Why do this? Why Glasgow?
A report by the Royal College of Physicians in 2017 found that 44 out of 51 UK cities were above WHO guidelines for particulate matter (PM). Glasgow registered as the highest in the UK for fine particulates (PM2.5). Recent studies have suggested that these particles not only do damage to the respiratory system, but every organ in the human body.
Meanwhile, changing weather patterns brought about by climate change and an increase in impervious surfaces caused by rapid urbanisation has increased the risk of both fluvial and surface water flooding. Surface flood risk maps produced by the Scottish Environment Protection Agency (SEPA) show that surface water flood risk is prevalent across the extent of Glasgow.
What are Green Screens?
Green screens are comprised of a planter and a mesh upon which climber vegetation grows, thus forming a screen which can be freestanding, attached to buildings or used in the place of traditional fencing or construction hoarding. The structure of green screens makes them easier to install and maintain than other urban green infrastructure solutions such as living walls and street trees, meaning they are relatively inexpensive in comparison. Along with policy, local-scale interventions such as this could be an effective tool in managing air quality and pluvial flood risk associated with climate change mitigation and adaptation.
Preliminary results have shown that PM counts are lower in front of green screens compared to the control screens (plywood construction hoardings). Whilst this effect varies, the largest reductions have been measured during monitoring periods with the highest particle counts and thus their effectiveness as buffers during high pollution events.
Similar results can be seen for rainfall runoff, with the highest reductions are posted during the highest rainfall events.

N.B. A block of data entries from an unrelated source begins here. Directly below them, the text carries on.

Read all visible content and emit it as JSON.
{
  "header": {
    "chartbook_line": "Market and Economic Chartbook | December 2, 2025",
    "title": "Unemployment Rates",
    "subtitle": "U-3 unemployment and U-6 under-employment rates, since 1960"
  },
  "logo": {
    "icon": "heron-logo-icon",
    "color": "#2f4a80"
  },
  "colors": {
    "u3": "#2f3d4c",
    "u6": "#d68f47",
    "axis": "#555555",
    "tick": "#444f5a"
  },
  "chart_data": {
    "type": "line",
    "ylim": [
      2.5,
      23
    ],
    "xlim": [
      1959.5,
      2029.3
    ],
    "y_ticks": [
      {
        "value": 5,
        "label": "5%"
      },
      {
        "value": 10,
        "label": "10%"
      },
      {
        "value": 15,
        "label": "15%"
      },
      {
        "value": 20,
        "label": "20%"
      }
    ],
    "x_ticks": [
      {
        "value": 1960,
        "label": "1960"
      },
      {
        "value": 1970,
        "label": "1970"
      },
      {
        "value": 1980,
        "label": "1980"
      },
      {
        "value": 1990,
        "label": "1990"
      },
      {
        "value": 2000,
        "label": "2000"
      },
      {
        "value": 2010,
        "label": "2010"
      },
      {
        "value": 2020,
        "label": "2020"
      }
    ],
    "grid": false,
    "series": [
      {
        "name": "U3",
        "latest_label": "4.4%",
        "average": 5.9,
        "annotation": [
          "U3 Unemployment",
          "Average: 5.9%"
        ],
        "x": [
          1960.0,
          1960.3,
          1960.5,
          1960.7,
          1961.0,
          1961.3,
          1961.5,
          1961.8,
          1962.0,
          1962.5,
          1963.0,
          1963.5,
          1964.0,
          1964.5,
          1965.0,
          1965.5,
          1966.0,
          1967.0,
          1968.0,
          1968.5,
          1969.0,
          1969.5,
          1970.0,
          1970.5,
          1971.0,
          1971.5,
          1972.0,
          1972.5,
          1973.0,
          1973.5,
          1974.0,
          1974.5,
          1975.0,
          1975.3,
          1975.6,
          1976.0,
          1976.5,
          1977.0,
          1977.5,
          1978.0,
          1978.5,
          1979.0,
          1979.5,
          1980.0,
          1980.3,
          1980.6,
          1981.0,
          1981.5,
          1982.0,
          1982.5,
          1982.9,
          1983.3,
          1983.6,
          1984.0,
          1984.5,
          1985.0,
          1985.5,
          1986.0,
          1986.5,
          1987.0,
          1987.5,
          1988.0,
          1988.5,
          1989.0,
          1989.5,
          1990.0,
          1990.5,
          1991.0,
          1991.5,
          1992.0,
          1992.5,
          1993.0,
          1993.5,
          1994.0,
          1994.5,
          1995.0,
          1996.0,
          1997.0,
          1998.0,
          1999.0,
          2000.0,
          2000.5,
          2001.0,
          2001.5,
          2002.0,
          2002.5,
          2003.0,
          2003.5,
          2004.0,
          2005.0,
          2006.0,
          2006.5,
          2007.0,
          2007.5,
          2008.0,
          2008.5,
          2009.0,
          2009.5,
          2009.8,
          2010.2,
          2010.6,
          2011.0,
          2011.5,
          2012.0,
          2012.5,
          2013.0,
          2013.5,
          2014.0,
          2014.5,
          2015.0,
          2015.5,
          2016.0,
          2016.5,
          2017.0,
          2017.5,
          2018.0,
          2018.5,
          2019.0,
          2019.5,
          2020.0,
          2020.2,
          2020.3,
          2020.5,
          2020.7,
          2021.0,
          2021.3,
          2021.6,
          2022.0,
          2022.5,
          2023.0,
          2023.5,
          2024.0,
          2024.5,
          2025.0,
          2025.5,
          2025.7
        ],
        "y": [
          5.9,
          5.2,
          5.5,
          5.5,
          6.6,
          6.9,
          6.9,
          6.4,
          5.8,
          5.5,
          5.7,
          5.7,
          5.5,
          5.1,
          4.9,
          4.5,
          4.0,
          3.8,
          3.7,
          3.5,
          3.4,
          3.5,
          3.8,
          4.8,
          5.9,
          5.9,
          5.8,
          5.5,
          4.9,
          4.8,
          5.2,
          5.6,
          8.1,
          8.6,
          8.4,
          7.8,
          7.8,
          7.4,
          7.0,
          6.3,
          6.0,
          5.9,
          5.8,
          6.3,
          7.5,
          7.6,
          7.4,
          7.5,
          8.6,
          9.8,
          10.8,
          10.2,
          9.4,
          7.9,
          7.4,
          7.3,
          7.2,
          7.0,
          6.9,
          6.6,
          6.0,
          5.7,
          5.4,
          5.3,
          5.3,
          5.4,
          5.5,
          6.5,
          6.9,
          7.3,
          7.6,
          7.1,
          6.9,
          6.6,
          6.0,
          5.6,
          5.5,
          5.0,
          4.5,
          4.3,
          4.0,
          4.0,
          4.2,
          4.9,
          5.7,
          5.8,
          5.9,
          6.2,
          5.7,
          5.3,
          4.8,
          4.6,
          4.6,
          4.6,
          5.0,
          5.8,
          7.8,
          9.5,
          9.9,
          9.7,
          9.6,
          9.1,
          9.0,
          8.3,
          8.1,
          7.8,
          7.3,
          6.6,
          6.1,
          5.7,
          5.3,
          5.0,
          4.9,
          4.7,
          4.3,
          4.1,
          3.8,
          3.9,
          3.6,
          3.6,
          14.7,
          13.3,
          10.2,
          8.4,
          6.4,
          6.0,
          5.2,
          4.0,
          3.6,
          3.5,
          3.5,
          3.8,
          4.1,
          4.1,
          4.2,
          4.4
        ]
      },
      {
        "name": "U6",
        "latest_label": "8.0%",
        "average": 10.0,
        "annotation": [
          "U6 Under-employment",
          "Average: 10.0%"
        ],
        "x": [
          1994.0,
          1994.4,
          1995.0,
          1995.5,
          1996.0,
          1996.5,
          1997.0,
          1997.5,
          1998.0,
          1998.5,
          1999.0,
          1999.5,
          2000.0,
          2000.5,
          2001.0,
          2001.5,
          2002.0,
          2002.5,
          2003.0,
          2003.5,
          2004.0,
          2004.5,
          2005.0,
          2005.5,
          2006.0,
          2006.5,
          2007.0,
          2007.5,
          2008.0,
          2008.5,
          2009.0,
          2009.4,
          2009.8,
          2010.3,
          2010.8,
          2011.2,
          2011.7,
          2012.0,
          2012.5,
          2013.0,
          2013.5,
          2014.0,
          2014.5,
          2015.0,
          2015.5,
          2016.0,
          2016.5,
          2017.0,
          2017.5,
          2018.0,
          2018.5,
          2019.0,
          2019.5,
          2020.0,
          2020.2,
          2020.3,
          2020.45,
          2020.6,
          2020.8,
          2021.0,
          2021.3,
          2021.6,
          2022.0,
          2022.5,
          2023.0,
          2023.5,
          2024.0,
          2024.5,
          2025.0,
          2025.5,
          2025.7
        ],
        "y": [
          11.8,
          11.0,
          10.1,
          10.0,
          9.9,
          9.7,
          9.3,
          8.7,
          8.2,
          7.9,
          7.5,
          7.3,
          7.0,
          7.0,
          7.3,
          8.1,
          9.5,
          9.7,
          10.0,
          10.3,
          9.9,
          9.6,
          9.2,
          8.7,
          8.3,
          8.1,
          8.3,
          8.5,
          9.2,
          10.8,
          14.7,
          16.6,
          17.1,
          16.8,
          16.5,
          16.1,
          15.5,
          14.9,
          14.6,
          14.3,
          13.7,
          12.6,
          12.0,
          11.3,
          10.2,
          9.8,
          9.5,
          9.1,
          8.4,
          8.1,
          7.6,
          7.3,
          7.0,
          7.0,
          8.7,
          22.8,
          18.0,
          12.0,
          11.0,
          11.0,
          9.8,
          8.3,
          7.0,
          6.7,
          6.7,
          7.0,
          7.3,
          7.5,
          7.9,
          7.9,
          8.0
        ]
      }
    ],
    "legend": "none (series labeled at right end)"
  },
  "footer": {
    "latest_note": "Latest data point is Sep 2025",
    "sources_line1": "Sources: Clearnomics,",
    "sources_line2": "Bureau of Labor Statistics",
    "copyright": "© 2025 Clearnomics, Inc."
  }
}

A further trial site has recently (July 2019) been set up at the Atlantic Square development site in Glasgow city centre. This trial, which is supported by Bam Construction, Arup and Mobilane, will use Scanning Electron Microscopy (SEM) in conjunction with real-time particle count data to assess the particle capture performance of green screens, each comprised of a different species of vegetation with different microcharacteristics: Helix hedera (Common Ivy), Euonymus fortunei (Dart’s Blanket) and Carpinus betulus (hornbeam). The characteristics of each species that contribute the most to particle capture will be assessed and a matrix of suitability built in order to aid in the selection of species for future projects.